In a familiar story after the growing pains Uber and Lyft have experienced around the globe, it appears hotel lobbyists are doing everything in their power to convince governments from city, state, and federal levels to impede the growth of Airbnb and similar start ups (HomeAway, VRBO). This blog post at Reason.com comes on the heels of this article by The New York Times.
The hotel lobby and trade groups exist solely to further the interests of the hotels and motels, so it makes perfect sense that they would use all available means to lessen competition. I have no problem with them existing, nor with them using every legal option they can. The governments being used as a tool to stunt competition, and the best interests of the consumers, are where I take issue with what has been happening.
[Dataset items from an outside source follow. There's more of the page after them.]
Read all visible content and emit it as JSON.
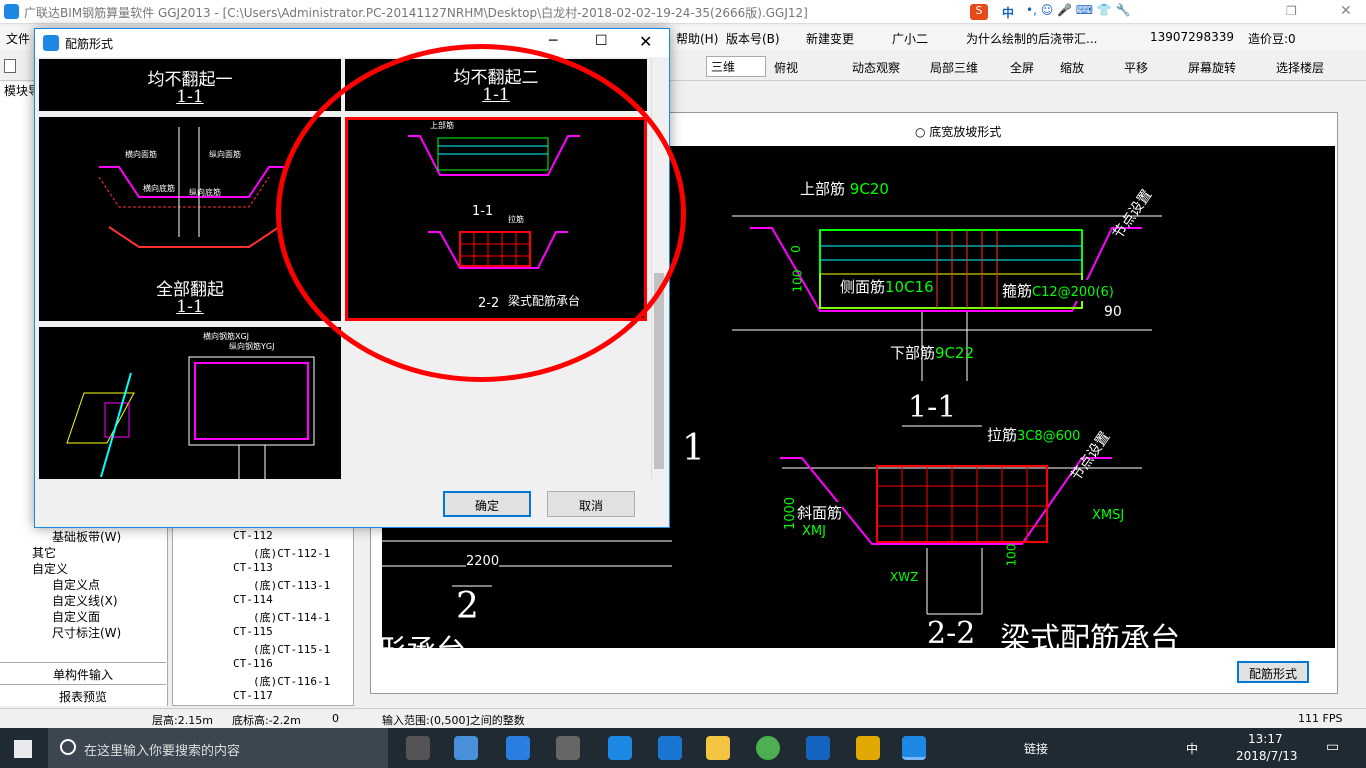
{
  "window": {
    "title": "广联达BIM钢筋算量软件 GGJ2013 - [C:\\Users\\Administrator.PC-20141127NRHM\\Desktop\\白龙村-2018-02-02-19-24-35(2666版).GGJ12]"
  },
  "menu": {
    "file": "文件",
    "help": "帮助(H)",
    "version": "版本号(B)",
    "new_change": "新建变更",
    "guangxiaoer": "广小二",
    "question": "为什么绘制的后浇带汇...",
    "phone": "13907298339",
    "cost_bean": "造价豆:0"
  },
  "ime": {
    "label": "中"
  },
  "toolbar": {
    "view3d": "三维",
    "top_view": "俯视",
    "dynamic": "动态观察",
    "local3d": "局部三维",
    "fullscreen": "全屏",
    "zoom": "缩放",
    "pan": "平移",
    "rotate": "屏幕旋转",
    "select_floor": "选择楼层"
  },
  "left": {
    "module_tab": "模块导",
    "items": [
      {
        "label": "基础板带(W)"
      },
      {
        "label": "其它"
      },
      {
        "label": "自定义"
      },
      {
        "label": "自定义点"
      },
      {
        "label": "自定义线(X)"
      },
      {
        "label": "自定义面"
      },
      {
        "label": "尺寸标注(W)"
      }
    ],
    "single_input": "单构件输入",
    "report_preview": "报表预览"
  },
  "mid_tree": {
    "items": [
      "CT-112",
      "(底)CT-112-1",
      "CT-113",
      "(底)CT-113-1",
      "CT-114",
      "(底)CT-114-1",
      "CT-115",
      "(底)CT-115-1",
      "CT-116",
      "(底)CT-116-1",
      "CT-117"
    ]
  },
  "viewer": {
    "radio_label": "底宽放坡形式",
    "rebar_form_button": "配筋形式",
    "cad": {
      "top_rebar": "上部筋",
      "top_rebar_v": "9C20",
      "node_setting": "节点设置",
      "side_rebar": "侧面筋",
      "side_rebar_v": "10C16",
      "stirrup": "箍筋",
      "stirrup_v": "C12@200(6)",
      "bottom_rebar": "下部筋",
      "bottom_rebar_v": "9C22",
      "angle": "90",
      "zero": "0",
      "dim100": "100",
      "sec11": "1-1",
      "tie": "拉筋",
      "tie_v": "3C8@600",
      "node_setting2": "节点设置",
      "slope": "斜面筋",
      "xmj": "XMJ",
      "xmsj": "XMSJ",
      "xwz": "XWZ",
      "dim1000": "1000",
      "dim100b": "100",
      "left1": "1",
      "left2": "2",
      "dim2200": "2200",
      "sec22": "2-2",
      "caption": "梁式配筋承台",
      "partial_left": "形承台"
    }
  },
  "dialog": {
    "title": "配筋形式",
    "ok": "确定",
    "cancel": "取消",
    "panels": {
      "p1_title": "均不翻起一",
      "p1_sec": "1-1",
      "p2_title": "均不翻起二",
      "p2_sec": "1-1",
      "p3_title": "全部翻起",
      "p3_sec": "1-1",
      "p3_labels": [
        "横向面筋",
        "纵向面筋",
        "横向底筋",
        "纵向底筋"
      ],
      "p4_sec1": "1-1",
      "p4_sec2": "2-2",
      "p4_caption": "梁式配筋承台",
      "p4_labels": [
        "上部筋",
        "拉筋"
      ],
      "p5_labels": [
        "横向钢筋XGJ",
        "纵向钢筋YGJ"
      ]
    }
  },
  "status": {
    "floor_height": "层高:2.15m",
    "base_elev": "底标高:-2.2m",
    "zero": "0",
    "input_range": "输入范围:(0,500]之间的整数",
    "fps": "111 FPS"
  },
  "taskbar": {
    "search_placeholder": "在这里输入你要搜索的内容",
    "link": "链接",
    "ime": "中",
    "time": "13:17",
    "date": "2018/7/13"
  },
  "colors": {
    "accent": "#1e88e5",
    "highlight_red": "#ff0000",
    "cad_bg": "#000000",
    "green_rebar": "#00ff00",
    "magenta": "#ff00ff"
  }
}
Should Airbnb hosts be subject to the Americans with Disabilities Act (ADA) and local/state fire safety standards equal to what the hotels and motels are required to meet? To me, this is the most complicated issue presented. In a perfect world, the ADA and government-controlled fire regulations would not be necessary, as enterprising businesses would use disabled access as a selling point, courting those customers, while safety would be an easily-marketed selling point to the masses. “ACME Hotels are ABC Safety Certified, so you can enjoy your stay worry-free!” We do not live in a perfect world, and I cannot give you a perfect answer about whether or not such rules should apply to Airbnb. I can, however, point out that traditional bed & breakfasts are much closer in structure and resources to the people sharing their homes on Airbnb. Perhaps requiring standards and taxes equal to those met by the local bed and breakfasts is the way to go.
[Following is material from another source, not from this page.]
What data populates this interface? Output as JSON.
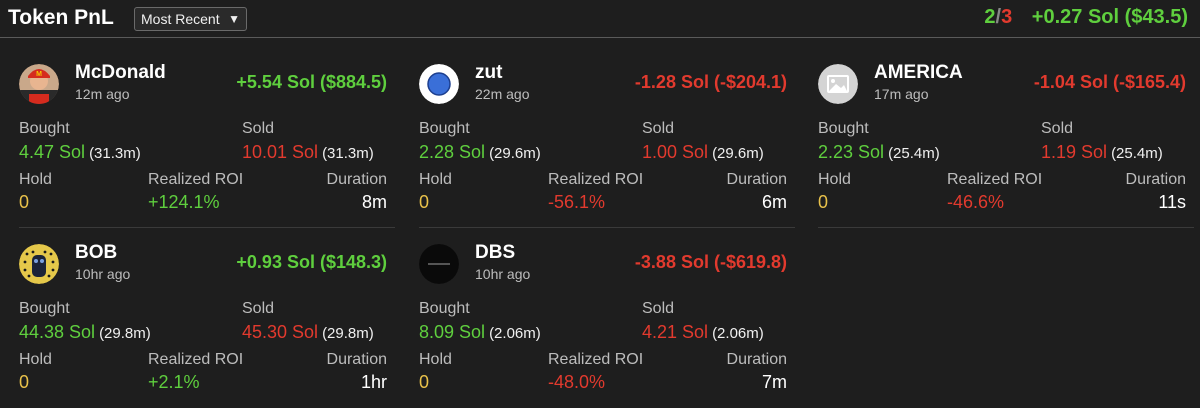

I am a believer in the “sharing economy” and in letting it evolve as far as consumers want it to evolve. Protectionism in any industry hurts the consumers and constrains the flow of capital. If the lack of competition (in this case due to impediment of Airbnb) leads to higher prices, some consumers will decide they can’t afford it, others will pay that higher price and sacrifice either using that money to buy something else or saving it (building capital), and the current providers of the service will avoid a major reason for delivering quality service.
If people are using Airbnb (and they are), it is because there is a demand for that service, and the alternative it provides to what it is competing with. Now, if the hotel companies are smart, they will recognize this demand and the money they could make by satisfying it instead of fighting to deliver a cubed gadget to a consumer who wants a ball gadget. Use those big company resources to research the in-demand locations and styles, buy small properties that fit the consumers’ desires, and provide the Pepsi to Airbnb’s Coke. Another option is for hotels for intensively focus on people who would never stay at an Airbnb, because they want the experience of a hotel. A steak house and a vegetarian restaurant can happily coexist right next to each other, because each has its own client base, and some people will frequent both, depending on the occasion.
The hotels and motels do not deserve to exist solely because they have existed up until now. They certainly don’t deserve special protection from governments at various levels to limit competition against them. Do I think Airbnb will destroy the hotel industry? No. They can both coexist, but as Airbnb claims market share, some weaker hotels and motels will probably fold. This is painful, but natural, and eventually good for the consumers, who have voted with their dollars for the services that provide best what they want. This is capitalism working.